Last year, I was in a fresh relationship that suddenly became very serious. At a staff meeting within the first few weeks of my starting at Yad Ezra, we confronted a new reality: clients, who shopped for their food in our pantry warehouse, would not be able to come into the building; perhaps they would even be on lockdown.
Some of Yad Ezra’s clients barely get by — missing food distributions was not an option. I was the newest member of the team (and theoretically part time). But with a staff of only seven people, they included me both as an equal contributor and a decision-maker.
We did a quick SWOT analysis and determined that deliveries to all Yad Ezra clients was the best option moving forward. The staff could work together, organize volunteers and do what was needed to arrange deliveries. We would have to invent procedures and create methods of doing things that the organization had never previously considered. I was tasked as the logistics coordinator, a far cry from the digital editing and messaging I’d signed on to do a month earlier.
Now, a year later, I believe that working at Yad Ezra saved me during the pandemic. I remember the feeling of walking through the “dangerous” air, from my house to my car, and from my car to the building; the short, eerie drive from my home to work, through the mostly empty streets; the odd, new, constrictive feeling of wearing a face mask all day.
What cut through that feeling, every day, was a sense of urgency, a low-grade, panic that nagged at me constantly. Before Covid, my understanding of food insecurity was limited to abstract statistics. I had the “good Jewish girl” worldview about how I was lucky to have what I needed and that I needed to strive to do acts of tzedakah throughout my life to help those without those basic needs.
But now, with boots on the ground, I encountered these specific single moms, grandparents, large religious families, furloughed workers and wondered whether each had enough food? What about the children who usually got subsidized lunches at school, or the boys in yeshivah?
How to process that there were so many people in the Metro Detroit Jewish community who were food insecure? That every Jewish day school in our community had a version of a lunch program from Yad Ezra? That one out of every 20 people in the Metro Detroit Jewish community did not have enough food?

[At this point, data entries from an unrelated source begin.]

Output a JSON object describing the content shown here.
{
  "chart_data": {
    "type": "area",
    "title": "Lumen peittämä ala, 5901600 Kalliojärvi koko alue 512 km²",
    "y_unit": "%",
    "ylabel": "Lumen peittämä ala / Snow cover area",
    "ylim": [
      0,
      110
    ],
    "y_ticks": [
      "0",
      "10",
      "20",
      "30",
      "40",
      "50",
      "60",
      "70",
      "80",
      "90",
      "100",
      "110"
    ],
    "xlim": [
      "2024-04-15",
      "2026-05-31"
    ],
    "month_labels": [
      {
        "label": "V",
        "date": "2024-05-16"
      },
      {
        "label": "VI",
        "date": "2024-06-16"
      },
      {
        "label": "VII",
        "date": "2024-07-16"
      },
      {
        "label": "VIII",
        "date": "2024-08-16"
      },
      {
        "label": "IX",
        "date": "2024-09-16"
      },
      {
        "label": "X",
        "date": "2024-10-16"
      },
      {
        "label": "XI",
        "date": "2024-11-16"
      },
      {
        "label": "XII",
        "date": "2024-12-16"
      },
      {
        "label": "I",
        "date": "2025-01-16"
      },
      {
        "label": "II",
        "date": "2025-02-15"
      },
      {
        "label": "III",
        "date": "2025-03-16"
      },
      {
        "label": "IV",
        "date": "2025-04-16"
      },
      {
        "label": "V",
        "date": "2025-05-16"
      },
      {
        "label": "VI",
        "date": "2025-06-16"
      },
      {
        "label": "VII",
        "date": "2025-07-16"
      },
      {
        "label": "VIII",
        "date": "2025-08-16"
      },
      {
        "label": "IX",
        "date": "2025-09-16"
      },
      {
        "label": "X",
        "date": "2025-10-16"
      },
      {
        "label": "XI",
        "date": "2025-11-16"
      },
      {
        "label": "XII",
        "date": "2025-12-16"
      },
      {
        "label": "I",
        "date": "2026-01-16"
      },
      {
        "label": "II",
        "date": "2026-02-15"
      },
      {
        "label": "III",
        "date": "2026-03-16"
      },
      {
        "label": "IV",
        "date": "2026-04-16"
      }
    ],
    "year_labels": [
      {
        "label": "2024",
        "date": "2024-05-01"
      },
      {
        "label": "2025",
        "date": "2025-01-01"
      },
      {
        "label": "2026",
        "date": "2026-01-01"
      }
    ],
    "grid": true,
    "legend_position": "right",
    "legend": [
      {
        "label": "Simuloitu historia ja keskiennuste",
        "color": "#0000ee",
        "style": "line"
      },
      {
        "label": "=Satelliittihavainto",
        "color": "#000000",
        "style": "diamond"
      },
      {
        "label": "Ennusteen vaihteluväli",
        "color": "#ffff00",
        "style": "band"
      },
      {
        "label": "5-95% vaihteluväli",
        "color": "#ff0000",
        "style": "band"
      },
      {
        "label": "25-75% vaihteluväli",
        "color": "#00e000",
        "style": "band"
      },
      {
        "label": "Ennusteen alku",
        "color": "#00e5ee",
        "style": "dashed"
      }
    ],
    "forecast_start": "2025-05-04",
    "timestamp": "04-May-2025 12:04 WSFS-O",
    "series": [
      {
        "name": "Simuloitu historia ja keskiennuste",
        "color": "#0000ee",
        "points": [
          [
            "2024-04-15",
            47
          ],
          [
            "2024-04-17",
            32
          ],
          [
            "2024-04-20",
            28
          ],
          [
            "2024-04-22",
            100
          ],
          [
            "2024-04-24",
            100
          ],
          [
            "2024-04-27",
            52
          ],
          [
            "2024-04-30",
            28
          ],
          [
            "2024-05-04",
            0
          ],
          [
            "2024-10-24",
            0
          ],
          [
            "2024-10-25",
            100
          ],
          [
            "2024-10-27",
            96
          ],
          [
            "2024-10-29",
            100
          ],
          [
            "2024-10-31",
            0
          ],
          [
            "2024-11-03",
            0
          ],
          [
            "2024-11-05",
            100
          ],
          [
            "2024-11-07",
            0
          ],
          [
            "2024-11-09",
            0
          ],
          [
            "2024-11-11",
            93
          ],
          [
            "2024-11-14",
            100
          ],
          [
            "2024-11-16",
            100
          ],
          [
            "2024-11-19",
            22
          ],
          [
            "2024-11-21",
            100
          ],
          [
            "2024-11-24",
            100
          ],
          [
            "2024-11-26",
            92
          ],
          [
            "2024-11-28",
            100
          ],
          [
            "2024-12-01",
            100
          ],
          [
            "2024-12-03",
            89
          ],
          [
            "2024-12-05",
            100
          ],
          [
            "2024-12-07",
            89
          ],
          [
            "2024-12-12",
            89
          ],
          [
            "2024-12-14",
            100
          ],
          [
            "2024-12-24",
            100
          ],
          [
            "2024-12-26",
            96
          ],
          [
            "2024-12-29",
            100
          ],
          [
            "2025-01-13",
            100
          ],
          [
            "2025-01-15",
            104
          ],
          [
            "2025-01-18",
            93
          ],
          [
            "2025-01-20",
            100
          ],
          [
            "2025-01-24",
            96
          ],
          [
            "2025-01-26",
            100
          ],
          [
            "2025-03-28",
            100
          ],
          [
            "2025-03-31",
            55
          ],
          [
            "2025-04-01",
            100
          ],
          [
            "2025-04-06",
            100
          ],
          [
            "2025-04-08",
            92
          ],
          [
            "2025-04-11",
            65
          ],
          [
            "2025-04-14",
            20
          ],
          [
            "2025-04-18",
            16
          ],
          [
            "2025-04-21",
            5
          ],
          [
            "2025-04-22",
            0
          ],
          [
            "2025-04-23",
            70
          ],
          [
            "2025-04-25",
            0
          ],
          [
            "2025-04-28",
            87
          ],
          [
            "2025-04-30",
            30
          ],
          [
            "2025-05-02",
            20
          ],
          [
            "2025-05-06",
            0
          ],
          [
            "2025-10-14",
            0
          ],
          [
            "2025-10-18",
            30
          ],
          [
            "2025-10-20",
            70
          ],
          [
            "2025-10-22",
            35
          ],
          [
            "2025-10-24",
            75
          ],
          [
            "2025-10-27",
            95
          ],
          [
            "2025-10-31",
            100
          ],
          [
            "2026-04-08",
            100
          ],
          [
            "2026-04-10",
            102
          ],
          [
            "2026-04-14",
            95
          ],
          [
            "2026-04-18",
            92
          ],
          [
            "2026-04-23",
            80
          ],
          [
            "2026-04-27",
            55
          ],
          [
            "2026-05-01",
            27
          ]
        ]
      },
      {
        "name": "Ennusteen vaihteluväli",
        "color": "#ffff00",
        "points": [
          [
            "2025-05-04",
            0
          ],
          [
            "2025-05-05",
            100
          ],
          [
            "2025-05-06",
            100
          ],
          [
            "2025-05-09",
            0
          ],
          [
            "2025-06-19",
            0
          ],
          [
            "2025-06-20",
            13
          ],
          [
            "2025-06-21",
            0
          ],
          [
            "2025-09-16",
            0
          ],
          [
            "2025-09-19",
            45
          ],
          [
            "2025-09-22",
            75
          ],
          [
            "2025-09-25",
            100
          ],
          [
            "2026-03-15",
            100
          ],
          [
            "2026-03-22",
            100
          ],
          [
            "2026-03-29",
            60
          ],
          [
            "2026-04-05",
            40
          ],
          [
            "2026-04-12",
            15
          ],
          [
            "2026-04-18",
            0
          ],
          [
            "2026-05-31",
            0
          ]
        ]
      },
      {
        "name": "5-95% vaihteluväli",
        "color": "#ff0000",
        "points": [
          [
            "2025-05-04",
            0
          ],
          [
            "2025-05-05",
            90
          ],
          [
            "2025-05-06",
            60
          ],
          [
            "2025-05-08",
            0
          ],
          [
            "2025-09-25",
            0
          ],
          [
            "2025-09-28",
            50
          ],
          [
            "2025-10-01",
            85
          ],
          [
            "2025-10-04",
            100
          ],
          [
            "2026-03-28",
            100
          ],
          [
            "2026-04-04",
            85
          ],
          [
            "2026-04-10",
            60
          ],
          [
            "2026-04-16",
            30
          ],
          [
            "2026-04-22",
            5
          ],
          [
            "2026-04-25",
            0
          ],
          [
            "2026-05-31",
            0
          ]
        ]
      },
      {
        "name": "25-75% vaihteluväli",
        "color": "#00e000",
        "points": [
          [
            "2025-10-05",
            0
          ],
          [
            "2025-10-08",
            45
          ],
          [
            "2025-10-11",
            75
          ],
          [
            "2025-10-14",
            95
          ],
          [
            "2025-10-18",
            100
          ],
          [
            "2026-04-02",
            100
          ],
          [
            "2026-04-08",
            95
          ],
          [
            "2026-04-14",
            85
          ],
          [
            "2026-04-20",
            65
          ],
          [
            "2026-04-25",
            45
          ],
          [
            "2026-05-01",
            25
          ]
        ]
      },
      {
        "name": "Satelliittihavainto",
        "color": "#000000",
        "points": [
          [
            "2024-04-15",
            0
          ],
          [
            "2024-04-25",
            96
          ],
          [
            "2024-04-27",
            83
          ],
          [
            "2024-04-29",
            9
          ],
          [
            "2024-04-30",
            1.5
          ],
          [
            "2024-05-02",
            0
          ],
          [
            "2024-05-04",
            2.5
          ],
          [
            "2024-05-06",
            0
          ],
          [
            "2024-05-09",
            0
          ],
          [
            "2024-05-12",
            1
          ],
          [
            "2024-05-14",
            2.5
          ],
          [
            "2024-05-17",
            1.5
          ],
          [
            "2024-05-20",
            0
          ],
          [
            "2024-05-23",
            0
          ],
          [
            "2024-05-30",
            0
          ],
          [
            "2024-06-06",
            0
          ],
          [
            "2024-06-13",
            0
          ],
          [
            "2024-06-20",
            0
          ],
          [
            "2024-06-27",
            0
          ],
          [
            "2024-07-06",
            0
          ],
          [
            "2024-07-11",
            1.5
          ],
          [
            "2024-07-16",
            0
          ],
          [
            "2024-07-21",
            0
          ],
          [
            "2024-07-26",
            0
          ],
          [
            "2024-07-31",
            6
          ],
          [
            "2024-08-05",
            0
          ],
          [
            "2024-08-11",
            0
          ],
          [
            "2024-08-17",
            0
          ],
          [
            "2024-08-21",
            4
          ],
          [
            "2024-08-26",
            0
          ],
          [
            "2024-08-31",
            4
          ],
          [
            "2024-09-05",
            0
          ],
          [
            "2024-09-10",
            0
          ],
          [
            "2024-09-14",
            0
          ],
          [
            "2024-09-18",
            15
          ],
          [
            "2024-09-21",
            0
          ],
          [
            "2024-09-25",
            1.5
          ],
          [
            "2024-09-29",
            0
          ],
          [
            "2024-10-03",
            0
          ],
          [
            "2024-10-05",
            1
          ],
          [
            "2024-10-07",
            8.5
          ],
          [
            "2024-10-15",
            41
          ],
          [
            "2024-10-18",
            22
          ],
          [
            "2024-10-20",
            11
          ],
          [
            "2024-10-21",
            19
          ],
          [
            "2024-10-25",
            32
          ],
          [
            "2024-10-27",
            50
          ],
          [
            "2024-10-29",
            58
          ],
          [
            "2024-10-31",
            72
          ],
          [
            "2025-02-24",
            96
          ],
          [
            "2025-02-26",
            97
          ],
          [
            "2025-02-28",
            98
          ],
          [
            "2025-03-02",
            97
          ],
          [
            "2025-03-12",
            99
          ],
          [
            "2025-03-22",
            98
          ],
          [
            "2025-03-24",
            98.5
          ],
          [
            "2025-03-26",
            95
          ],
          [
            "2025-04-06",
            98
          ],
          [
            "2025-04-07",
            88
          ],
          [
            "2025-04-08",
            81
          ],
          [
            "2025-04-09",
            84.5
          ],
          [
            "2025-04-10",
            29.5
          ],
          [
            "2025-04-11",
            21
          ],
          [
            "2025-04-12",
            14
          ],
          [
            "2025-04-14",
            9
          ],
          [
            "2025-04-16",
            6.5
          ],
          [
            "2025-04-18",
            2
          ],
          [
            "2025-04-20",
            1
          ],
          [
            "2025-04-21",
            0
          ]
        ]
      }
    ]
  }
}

We were a team with a mission — to protect ourselves so that we could protect others. The seven of us committed to the highest level of transparency with one another about our outside interactions. In addition to me, two other staff members had only been at Yad Ezra for several months. This was not a group of people who knew one another well.
But with the responsibility of making sure that approximately 1,150 families — 3,000 people — had monthly access to the food they needed, we committed to keep one another safe. We understood that if any of us, each with an important and defined role, got COVID, we would all need to quarantine, and the food pantry would need to temporarily shut down; not an option.
We even said (jokingly?) that if one of us got sick, we would just quarantine together at Yad Ezra in order to keep it running.
In spite of the uncertainty and frenetic pace of a new normal, the Giving Gardens at Yad Ezra grew. When pests attacked the tomato plants it was hard not to see it as symbolic. Then again, when I drove into the parking lot, the pandemic in full, frightening force around us, and I was greeted by an enormous smiling sunflower, it was impossible to ignore the rush of hope that swelled within me. Most important were the bushel upon bushel of fresh produce growing for our clients.
On call after call, I tried to quell the anxieties of Jewish seniors, formerly of the Soviet Union. They told me about when they had to stand in line for food in the USSR. How the current state of things made them feel the bubbling up of old fears. Some told me stories about their formative years in the old country. Others told me stories about their refrigerators.
I fielded calls of pure gratitude and calls of unfiltered anxiety. Each one touched my soul. Parents laid off, and business owners with no business, sharing private stories about family situations; requests for diapers and baby food; embarrassed calls from people unused to asking for assistance; confidential calls from rabbis, on behalf of congregants or community members; a woman needing food because she is out of work and taking care of her dying brother; a man helping his ill mother; a parent with high-need children; a single woman going through chemotherapy, alone.
It says in the Jerusalem Talmud,
There is no community where everyone is rich; neither is there a community where everyone is poor (Gitten 3:7).
The basic need for sustenance leveled the field. No client different than another. I scheduled drivers and delivery appointments for groceries day after day; it seemed endless.
Somewhere along the way, I found myself caring about our 1,150 families as I would care for my own family. I found myself caring about seven staff members I had known for a short time, but as if we were the oldest friends or neighbors. I found myself sharing masked laughs and friendly banter with the Russian drivers for Jewish Family Service, who continue to help us transport half our deliveries almost daily.
Somewhere along the way, I found myself rushing to get to work early and staying late. I found myself appreciating the many people who donate both funds and time to keep Yad Ezra’s shelves stocked. I also found myself valuing the food I put on the table at my own home more than ever before. I found myself abuzz with the feeling of tikkun olam and tzedakah.
Somewhere along the way, I found myself as I wanted to be.